Oh, and then I kind of loved this, also from Wasson:
I don’t spend money on clothes. I’m not that person. I don’t do the whole Isabel Marant thing. I love her as a person, and I think what she does is fucking amazing, but am I going to buy into a world of a French woman selling me what I grew up with? Do you know what I mean? Am I going to sign up for that? I’m sorry, but I’m not going to spend $1,200 on a Western shirt and go back to Texas and get it for five bucks.
Indeed. A friend and I spotted a t-shirt of that label going for I believe it was 90 euros, a plain white t-shirt, because people will buy absolutely whichever ordinary crap if they believe a chic Frenchwoman gave it a seal of approval.

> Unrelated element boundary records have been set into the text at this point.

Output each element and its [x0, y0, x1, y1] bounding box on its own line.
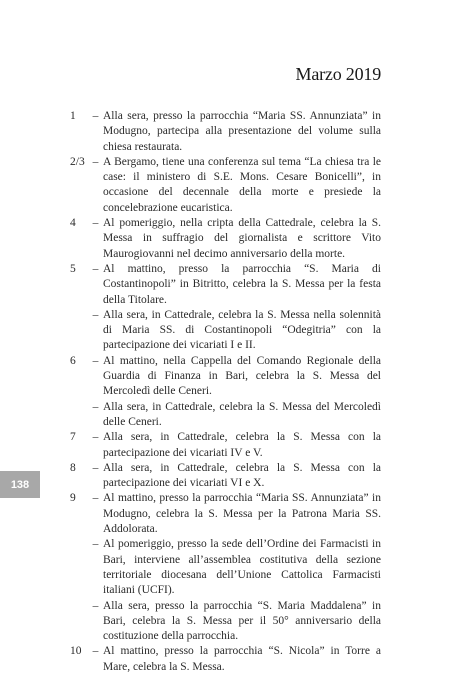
dash-marker: –	[92, 308, 99, 321]
chronicle-list	[70, 109, 381, 675]
dash-marker: –	[92, 645, 99, 658]
dash-marker: –	[92, 492, 99, 505]
entry-item	[88, 155, 381, 216]
entry-day: 6	[70, 354, 76, 367]
entry-item	[88, 400, 381, 431]
entry-item	[88, 308, 381, 354]
entry-text: Al pomeriggio, presso la sede dell’Ordine dei Farmacisti in Bari, interviene all’assemblea costitutiva della sezione territoriale diocesana dell’Unione Cattolica Farmacisti italiani (UCFI).	[103, 538, 381, 597]
entry-day: 10	[70, 645, 82, 658]
entry-day: 1	[70, 110, 76, 122]
chronicle-entry	[70, 491, 381, 644]
dash-marker: –	[92, 431, 99, 444]
entry-text: Alla sera, in Cattedrale, celebra la S. Messa nella solennità di Maria SS. di Costantinopoli “Odegitria” con la partecipazione dei vicariati I e II.	[103, 308, 381, 352]
entry-item	[88, 599, 381, 645]
entry-text: Al mattino, nella Cappella del Comando Regionale della Guardia di Finanza in Bari, celebra la S. Messa del Mercoledì delle Ceneri.	[103, 354, 381, 398]
chronicle-entry	[70, 262, 381, 354]
dash-marker: –	[92, 599, 99, 612]
dash-marker: –	[92, 461, 99, 474]
entry-text: Al pomeriggio, nella cripta della Cattedrale, celebra la S. Messa in suffragio del giornalista e scrittore Vito Maurogiovanni nel decimo anniversario della morte.	[103, 217, 381, 260]
dash-marker: –	[92, 354, 99, 367]
dash-marker: –	[92, 538, 99, 551]
dash-marker: –	[92, 400, 99, 413]
entry-item	[88, 461, 381, 492]
entry-text: Al mattino, presso la parrocchia “S. Maria di Costantinopoli” in Bitritto, celebra la S. Messa per la festa della Titolare.	[103, 262, 381, 306]
chronicle-entry	[70, 354, 381, 430]
entry-text: Alla sera, presso la parrocchia “S. Maria Maddalena” in Bari, celebra la S. Messa per il 50° anniversario della costituzione della parrocchia.	[103, 599, 381, 643]
entry-item	[88, 354, 381, 400]
chronicle-entry	[70, 644, 381, 675]
entry-item	[88, 644, 381, 675]
page-title: Marzo 2019	[295, 64, 381, 84]
entry-item	[88, 109, 381, 155]
entry-text: Alla sera, in Cattedrale, celebra la S. Messa con la partecipazione dei vicariati IV e V.	[103, 431, 381, 459]
entry-item	[88, 491, 381, 537]
entry-text: Alla sera, in Cattedrale, celebra la S. Messa del Mercoledì delle Ceneri.	[103, 400, 381, 428]
entry-item	[88, 262, 381, 308]
dash-marker: –	[92, 155, 99, 168]
chronicle-entry	[70, 216, 381, 262]
chronicle-entry	[70, 155, 381, 216]
chronicle-entry	[70, 109, 381, 155]
entry-text: A Bergamo, tiene una conferenza sul tema “La chiesa tra le case: il ministero di S.E. Mons. Cesare Bonicelli”, in occasione del decennale della morte e presiede la concelebrazione eucaristica.	[103, 155, 381, 214]
entry-text: Al mattino, presso la parrocchia “Maria SS. Annunziata” in Modugno, celebra la S. Messa per la Patrona Maria SS. Addolorata.	[103, 492, 381, 536]
entry-text: Alla sera, in Cattedrale, celebra la S. Messa con la partecipazione dei vicariati VI e X.	[103, 461, 381, 490]
entry-day: 5	[70, 262, 76, 275]
entry-item	[88, 537, 381, 598]
entry-text: Al mattino, presso la parrocchia “S. Nicola” in Torre a Mare, celebra la S. Messa.	[103, 645, 381, 673]
entry-item	[88, 216, 381, 262]
entry-day: 2/3	[70, 155, 85, 168]
dash-marker: –	[92, 217, 99, 230]
dash-marker: –	[92, 262, 99, 275]
entry-text: Alla sera, presso la parrocchia “Maria SS. Annunziata” in Modugno, partecipa alla presentazione del volume sulla chiesa restaurata.	[103, 110, 381, 153]
entry-day: 7	[70, 431, 76, 444]
entry-day: 9	[70, 492, 76, 505]
chronicle-entry	[70, 461, 381, 492]
dash-marker: –	[92, 110, 99, 122]
entry-item	[88, 430, 381, 461]
entry-day: 8	[70, 461, 76, 474]
entry-day: 4	[70, 217, 76, 230]
chronicle-entry	[70, 430, 381, 461]
page-number: 138	[0, 471, 40, 498]
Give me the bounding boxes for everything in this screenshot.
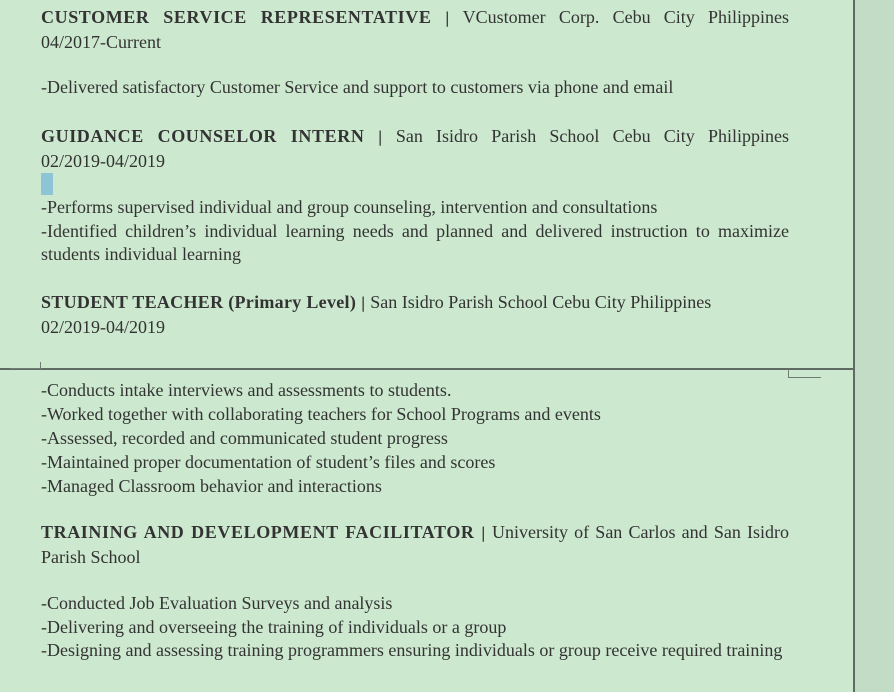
date-range: 02/2019-04/2019 bbox=[41, 316, 165, 337]
bullet-item: -Conducted Job Evaluation Surveys and analysis bbox=[41, 593, 393, 613]
date-range: 04/2017-Current bbox=[41, 31, 161, 52]
text-cursor-highlight bbox=[41, 173, 53, 195]
separator: | bbox=[480, 524, 486, 542]
separator: | bbox=[444, 9, 450, 27]
entry-header-line bbox=[41, 125, 789, 150]
bullet-list[interactable] bbox=[41, 196, 789, 267]
bullet-item: -Designing and assessing training programmers ensuring individuals or group receive required training bbox=[41, 640, 783, 660]
entry-header-line bbox=[41, 291, 789, 316]
entry-customer-service[interactable] bbox=[41, 6, 789, 54]
page-corner-mark-left-horizontal bbox=[10, 368, 41, 369]
organization: VCustomer Corp. Cebu City Philippines bbox=[449, 7, 790, 27]
bullet-list[interactable] bbox=[41, 76, 789, 100]
job-title: GUIDANCE COUNSELOR INTERN bbox=[41, 126, 365, 146]
job-title: STUDENT TEACHER (Primary Level) bbox=[41, 292, 357, 312]
page-corner-mark-right-vertical bbox=[788, 369, 789, 377]
bullet-item: -Delivering and overseeing the training of individuals or a group bbox=[41, 616, 507, 637]
bullet-item: -Delivered satisfactory Customer Service and support to customers via phone and email bbox=[41, 77, 674, 97]
organization: San Isidro Parish School Cebu City Philippines bbox=[382, 126, 789, 146]
job-title: TRAINING AND DEVELOPMENT FACILITATOR bbox=[41, 522, 475, 542]
bullet-item: -Worked together with collaborating teachers for School Programs and events bbox=[41, 404, 601, 424]
page-right-edge bbox=[853, 0, 855, 692]
page-break-divider bbox=[0, 368, 855, 370]
bullet-item: -Performs supervised individual and group counseling, intervention and consultations bbox=[41, 197, 658, 217]
bullet-list[interactable] bbox=[41, 592, 789, 663]
separator: | bbox=[377, 128, 383, 146]
entry-guidance-counselor[interactable] bbox=[41, 125, 789, 173]
organization: University of San Carlos and San Isidro Parish School bbox=[41, 522, 789, 567]
continued-bullet-list[interactable] bbox=[41, 378, 789, 498]
bullet-item: -Managed Classroom behavior and interactions bbox=[41, 476, 382, 496]
date-range: 02/2019-04/2019 bbox=[41, 150, 165, 171]
bullet-item: -Assessed, recorded and communicated student progress bbox=[41, 428, 448, 448]
bullet-item: -Maintained proper documentation of student’s files and scores bbox=[41, 452, 496, 472]
job-title: CUSTOMER SERVICE REPRESENTATIVE bbox=[41, 7, 432, 27]
bullet-item: -Conducts intake interviews and assessments to students. bbox=[41, 380, 452, 400]
page-corner-mark-right-horizontal bbox=[788, 377, 821, 378]
separator: | bbox=[360, 294, 366, 312]
entry-header-line bbox=[41, 6, 789, 31]
organization: San Isidro Parish School Cebu City Philippines bbox=[365, 292, 712, 312]
entry-header-line bbox=[41, 521, 789, 569]
entry-training-facilitator[interactable] bbox=[41, 521, 789, 569]
document-margin-strip bbox=[854, 0, 894, 692]
entry-student-teacher[interactable] bbox=[41, 291, 789, 339]
bullet-item: -Identified children’s individual learning needs and planned and delivered instruction to maximize students individual learning bbox=[41, 220, 789, 264]
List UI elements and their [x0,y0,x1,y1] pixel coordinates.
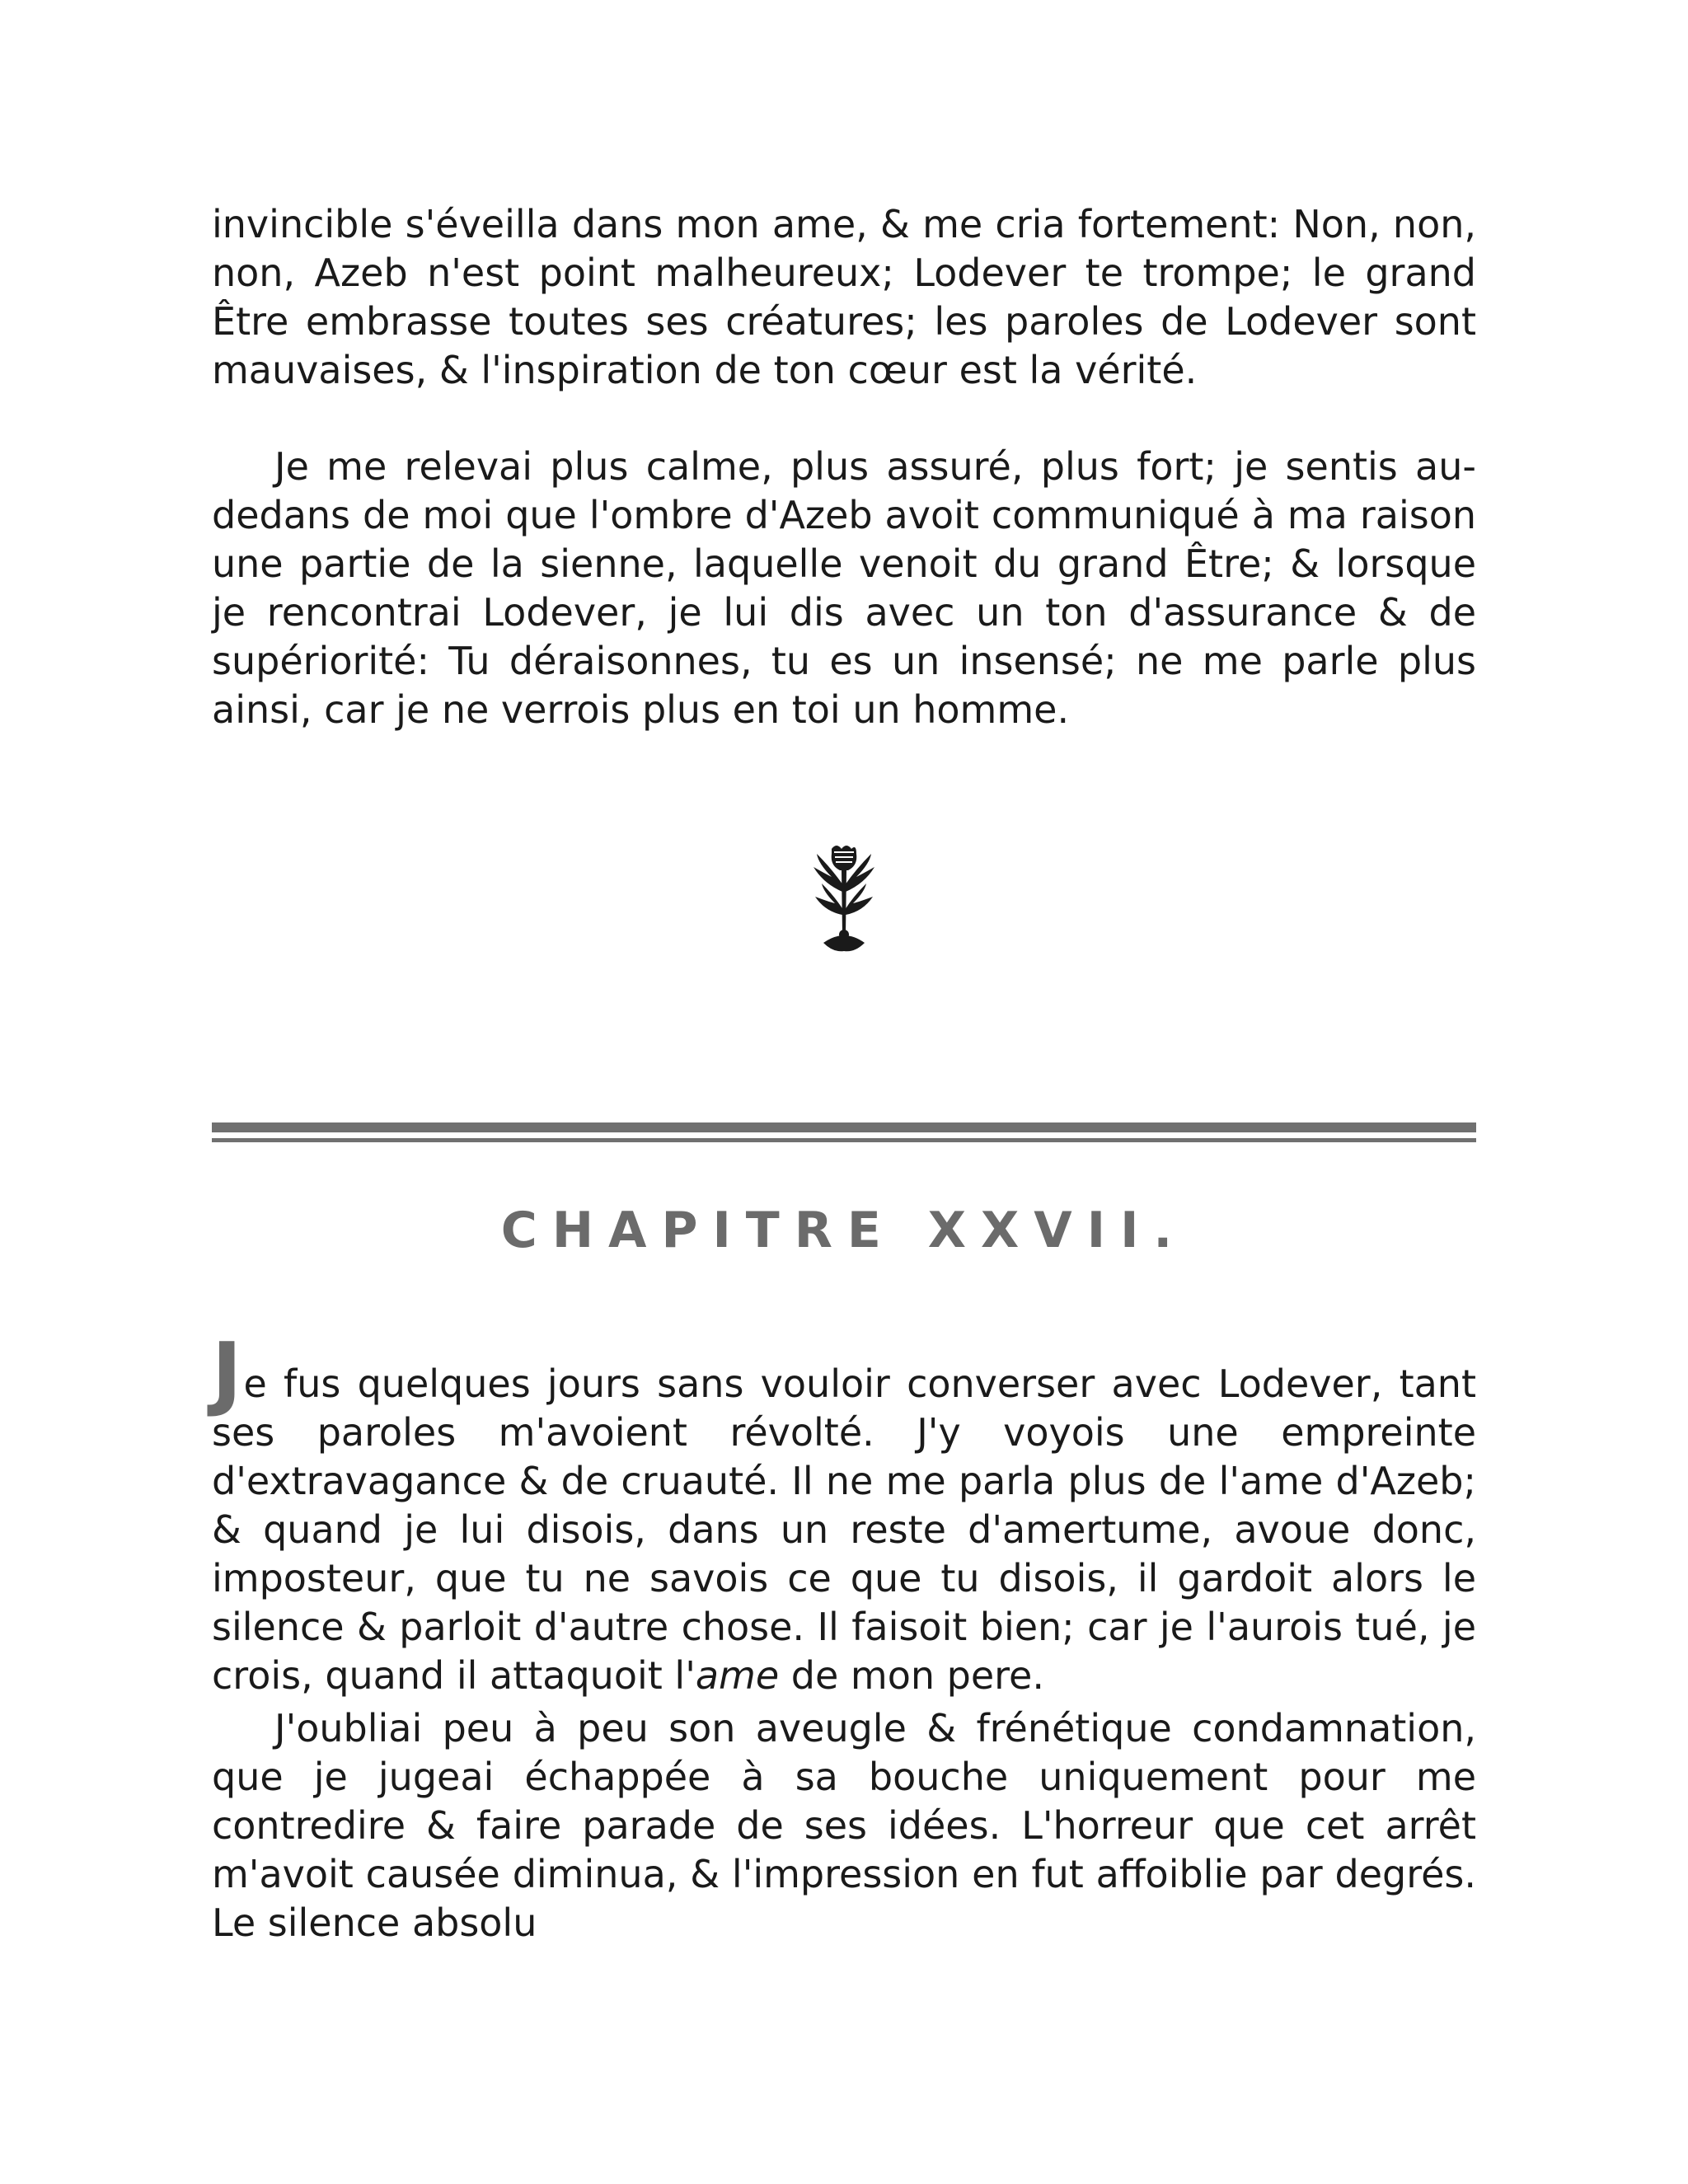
thistle-fleuron-icon [807,842,881,956]
paragraph-4: J'oubliai peu à peu son aveugle & frénétique condamnation, que je jugeai échappée à sa bouche uniquement pour me contredire & faire parade de ses idées. L'horreur que cet arrêt m'avoit causée diminua, & l'impression en fut affoiblie par degrés. Le silence absolu [212,1706,1476,1945]
paragraph-3 [212,1326,1476,1700]
paragraph-3-end: de mon pere. [779,1653,1044,1698]
paragraph-3-italic: ame [695,1653,780,1698]
chapter-title: CHAPITRE XXVII. [500,1202,1188,1259]
chapter-divider-thin [212,1138,1476,1142]
paragraph-2: Je me relevai plus calme, plus assuré, plus fort; je sentis au-dedans de moi que l'ombre d'Azeb avoit communiqué à ma raison une partie de la sienne, laquelle venoit du grand Être; & lorsque je rencontrai Lodever, je lui dis avec un ton d'assurance & de supériorité: Tu déraisonnes, tu es un insensé; ne me parle plus ainsi, car je ne verrois plus en toi un homme. [212,444,1476,732]
chapter-divider-thick [212,1122,1476,1132]
drop-cap: J [212,1326,242,1420]
paragraph-3-text: e fus quelques jours sans vouloir converser avec Lodever, tant ses paroles m'avoient révolté. J'y voyois une empreinte d'extravagance & de cruauté. Il ne me parla plus de l'ame d'Azeb; & quand je lui disois, dans un reste d'amertume, avoue donc, imposteur, que tu ne savois ce que tu disois, il gardoit alors le silence & parloit d'autre chose. Il faisoit bien; car je l'aurois tué, je crois, quand il attaquoit l' [212,1361,1476,1698]
book-page [212,0,1476,2184]
paragraph-1: invincible s'éveilla dans mon ame, & me cria fortement: Non, non, non, Azeb n'est point malheureux; Lodever te trompe; le grand Être embrasse toutes ses créatures; les paroles de Lodever sont mauvaises, & l'inspiration de ton cœur est la vérité. [212,202,1476,392]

-Kei, any other readers with Japan-thoughts, hair-thoughts: is this any good? Or the one in the red container? I was at Sunrise Mart stocking up on yuba after a great lunch at Sobaya, and got distracted in the haircare aisle. Products made for "normal" hair in the U.S. (or, worse, Europe) are all wrong for me, as are the ones made for "ethnic" hair. Maybe Japanese products are the way to go? Shiseido is generally an expensive brand here, but there appears to be this moderately-priced Japanese line...
-Are (black) tights with (black) open-toed shoes taboo? This impacts Belgian-wedding-packing, so if you have thoughts on this most urgent matter, now's the time to weigh in.